Of course, not everybody in this category has great wealth. Most of them have a nice retirement fund through their company or their own investments, and they actually have a reasonable amount of money to do the things they enjoy. The issue with these people isn’t the number at the bottom of their balance sheet. It’s the fact that their significant resources aren’t directed by a strong sense of purpose. Without that benchmark, no amount of money ever seems to be enough to fill the hole in their hearts.

Full Of Purpose And Contentment

I have a few friends who are attentive about their financial health, but they don’t worry about it. They read and learn about investments, and they ask good questions to get the information they need. They use that information and a strong set of values to shape their choices about spending, investing, and giving wisely. These people have established their sense of purpose in life, and they measure every decision according to that purpose. They have learned that the secret of life is to live for a cause that’s much bigger than themselves, and they are terrific examples for their families, their friends, and everyone who knows them. They live with a strong sense of thankfulness that combats worry, pride, and consumerism.

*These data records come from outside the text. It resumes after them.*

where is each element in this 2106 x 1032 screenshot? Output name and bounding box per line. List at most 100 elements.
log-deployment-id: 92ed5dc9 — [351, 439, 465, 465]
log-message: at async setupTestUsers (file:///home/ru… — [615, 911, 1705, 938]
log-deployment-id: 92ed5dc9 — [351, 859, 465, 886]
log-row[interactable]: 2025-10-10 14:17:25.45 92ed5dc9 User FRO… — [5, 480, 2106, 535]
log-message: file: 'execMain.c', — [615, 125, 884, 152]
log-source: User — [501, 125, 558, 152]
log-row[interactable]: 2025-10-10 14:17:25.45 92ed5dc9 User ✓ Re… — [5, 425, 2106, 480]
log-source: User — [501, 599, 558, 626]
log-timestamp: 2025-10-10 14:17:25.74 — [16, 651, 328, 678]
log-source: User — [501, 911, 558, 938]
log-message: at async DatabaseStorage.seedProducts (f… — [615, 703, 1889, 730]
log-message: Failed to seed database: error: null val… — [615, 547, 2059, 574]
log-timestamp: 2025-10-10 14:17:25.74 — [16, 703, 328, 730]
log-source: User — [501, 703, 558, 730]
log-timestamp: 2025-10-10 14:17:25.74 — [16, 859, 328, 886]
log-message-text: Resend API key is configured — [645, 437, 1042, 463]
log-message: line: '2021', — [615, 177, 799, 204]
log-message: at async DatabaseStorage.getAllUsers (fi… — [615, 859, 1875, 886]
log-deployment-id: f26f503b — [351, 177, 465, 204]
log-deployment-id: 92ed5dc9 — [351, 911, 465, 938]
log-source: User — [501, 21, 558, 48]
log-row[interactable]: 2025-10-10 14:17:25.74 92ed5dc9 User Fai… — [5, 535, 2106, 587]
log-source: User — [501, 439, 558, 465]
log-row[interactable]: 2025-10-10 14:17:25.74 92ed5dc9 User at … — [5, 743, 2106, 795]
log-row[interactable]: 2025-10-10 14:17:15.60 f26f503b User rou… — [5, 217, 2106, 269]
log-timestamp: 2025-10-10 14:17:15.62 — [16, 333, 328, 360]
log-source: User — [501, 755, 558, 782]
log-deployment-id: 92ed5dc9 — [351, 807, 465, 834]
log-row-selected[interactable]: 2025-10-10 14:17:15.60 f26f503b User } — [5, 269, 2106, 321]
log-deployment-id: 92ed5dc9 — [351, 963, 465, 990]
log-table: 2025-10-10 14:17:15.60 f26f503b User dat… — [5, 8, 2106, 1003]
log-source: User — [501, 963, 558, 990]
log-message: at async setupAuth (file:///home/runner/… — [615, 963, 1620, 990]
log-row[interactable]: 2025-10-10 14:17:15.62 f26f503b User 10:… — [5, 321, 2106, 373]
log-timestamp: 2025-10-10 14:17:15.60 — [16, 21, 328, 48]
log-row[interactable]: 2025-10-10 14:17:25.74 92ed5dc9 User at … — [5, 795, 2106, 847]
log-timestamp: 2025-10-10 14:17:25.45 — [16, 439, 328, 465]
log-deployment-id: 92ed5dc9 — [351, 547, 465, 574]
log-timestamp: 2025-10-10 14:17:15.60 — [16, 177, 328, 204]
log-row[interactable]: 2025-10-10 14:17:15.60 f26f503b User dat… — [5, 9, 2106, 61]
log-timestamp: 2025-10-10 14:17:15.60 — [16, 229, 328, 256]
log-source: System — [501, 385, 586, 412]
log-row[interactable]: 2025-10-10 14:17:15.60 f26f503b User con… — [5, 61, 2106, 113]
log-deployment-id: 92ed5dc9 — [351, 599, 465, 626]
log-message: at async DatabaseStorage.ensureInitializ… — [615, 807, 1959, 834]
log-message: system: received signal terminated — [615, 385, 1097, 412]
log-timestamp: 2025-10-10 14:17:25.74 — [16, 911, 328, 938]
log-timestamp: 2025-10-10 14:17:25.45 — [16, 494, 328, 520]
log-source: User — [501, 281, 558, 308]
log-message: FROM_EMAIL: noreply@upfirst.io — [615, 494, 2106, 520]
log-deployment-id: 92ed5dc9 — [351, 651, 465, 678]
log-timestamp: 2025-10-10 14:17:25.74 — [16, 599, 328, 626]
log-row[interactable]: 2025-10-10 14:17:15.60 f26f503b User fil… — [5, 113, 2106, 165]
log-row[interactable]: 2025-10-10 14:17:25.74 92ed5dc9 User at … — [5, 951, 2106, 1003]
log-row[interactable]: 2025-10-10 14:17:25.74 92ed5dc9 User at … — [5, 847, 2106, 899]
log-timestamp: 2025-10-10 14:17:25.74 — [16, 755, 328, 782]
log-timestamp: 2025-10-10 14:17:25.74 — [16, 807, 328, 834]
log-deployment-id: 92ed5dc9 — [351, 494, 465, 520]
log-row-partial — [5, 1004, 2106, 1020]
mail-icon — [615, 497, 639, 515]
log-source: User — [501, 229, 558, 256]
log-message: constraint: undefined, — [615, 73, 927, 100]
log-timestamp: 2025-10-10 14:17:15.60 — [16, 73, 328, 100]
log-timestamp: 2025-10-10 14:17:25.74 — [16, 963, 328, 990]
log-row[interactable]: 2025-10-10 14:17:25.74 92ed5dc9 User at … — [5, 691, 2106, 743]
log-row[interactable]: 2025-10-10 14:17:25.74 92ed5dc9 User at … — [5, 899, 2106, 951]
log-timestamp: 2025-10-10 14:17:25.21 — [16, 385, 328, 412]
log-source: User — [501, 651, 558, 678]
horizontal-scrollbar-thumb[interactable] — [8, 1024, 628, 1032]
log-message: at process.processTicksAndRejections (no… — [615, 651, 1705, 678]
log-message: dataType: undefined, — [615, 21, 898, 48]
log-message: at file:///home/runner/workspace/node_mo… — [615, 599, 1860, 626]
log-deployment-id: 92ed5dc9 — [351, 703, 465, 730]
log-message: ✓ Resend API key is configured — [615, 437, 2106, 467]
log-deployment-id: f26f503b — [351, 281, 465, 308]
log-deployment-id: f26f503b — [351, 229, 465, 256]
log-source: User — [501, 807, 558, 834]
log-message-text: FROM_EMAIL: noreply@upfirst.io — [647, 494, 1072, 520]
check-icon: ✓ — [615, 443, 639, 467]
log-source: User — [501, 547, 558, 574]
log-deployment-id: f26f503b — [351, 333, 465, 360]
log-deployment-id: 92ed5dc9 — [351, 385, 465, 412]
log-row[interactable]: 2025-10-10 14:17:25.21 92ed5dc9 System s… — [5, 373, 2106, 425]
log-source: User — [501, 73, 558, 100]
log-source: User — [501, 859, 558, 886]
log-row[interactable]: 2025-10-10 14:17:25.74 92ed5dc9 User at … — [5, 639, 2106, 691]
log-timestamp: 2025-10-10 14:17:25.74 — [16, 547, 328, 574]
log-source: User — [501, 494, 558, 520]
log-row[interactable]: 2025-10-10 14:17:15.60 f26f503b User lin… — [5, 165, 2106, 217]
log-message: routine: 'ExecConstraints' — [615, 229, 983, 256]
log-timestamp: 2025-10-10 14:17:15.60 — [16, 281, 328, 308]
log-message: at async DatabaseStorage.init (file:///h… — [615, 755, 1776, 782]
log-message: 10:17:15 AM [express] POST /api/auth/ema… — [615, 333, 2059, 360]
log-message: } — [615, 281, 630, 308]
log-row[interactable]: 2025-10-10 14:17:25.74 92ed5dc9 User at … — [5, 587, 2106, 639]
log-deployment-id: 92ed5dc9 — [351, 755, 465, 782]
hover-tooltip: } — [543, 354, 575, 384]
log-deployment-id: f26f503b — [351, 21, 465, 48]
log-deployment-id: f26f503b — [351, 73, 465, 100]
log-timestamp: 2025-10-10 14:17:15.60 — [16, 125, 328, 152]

Many years ago, a group of Christians exemplified this lifestyle of wisdom, prudence, and generosity. They were the Puritans. Today, most of us think of them as rigid and stoic, but that’s not the case at all. In my study of their lifestyle, I’ve been inspired by the depth of their commitment to a transcendent purpose and their sheer, unmitigated joy in seeing God use them to touch others’ lives. That’s really attractive to me!

They believed that everything they owned was a gift from God, and this perspective stimulated them to be responsible to use those gifts effectively and to celebrate God’s goodness to them.

They had a terrific balance of enjoying their resources and being wise financial managers who shrewdly invested to make more money. This combination of characteristics, coupled with their compassion for people in need, enabled them to be very generous.

I see a few people around me today who have those same perspectives, and I want to spend as much time with them as possible. They are committed to excellence, but they aren’t driven by an inordinate, insatiable desire to have more money, possessions, comfort, and pleasure. When they go home at the end of the day, they can rest because their hearts and minds are at peace.

They struggle with problems that we all face, but they can address those things from a personal history of wisdom, good communication with their spouse and kids, and trust that God is at work in the good times and bad.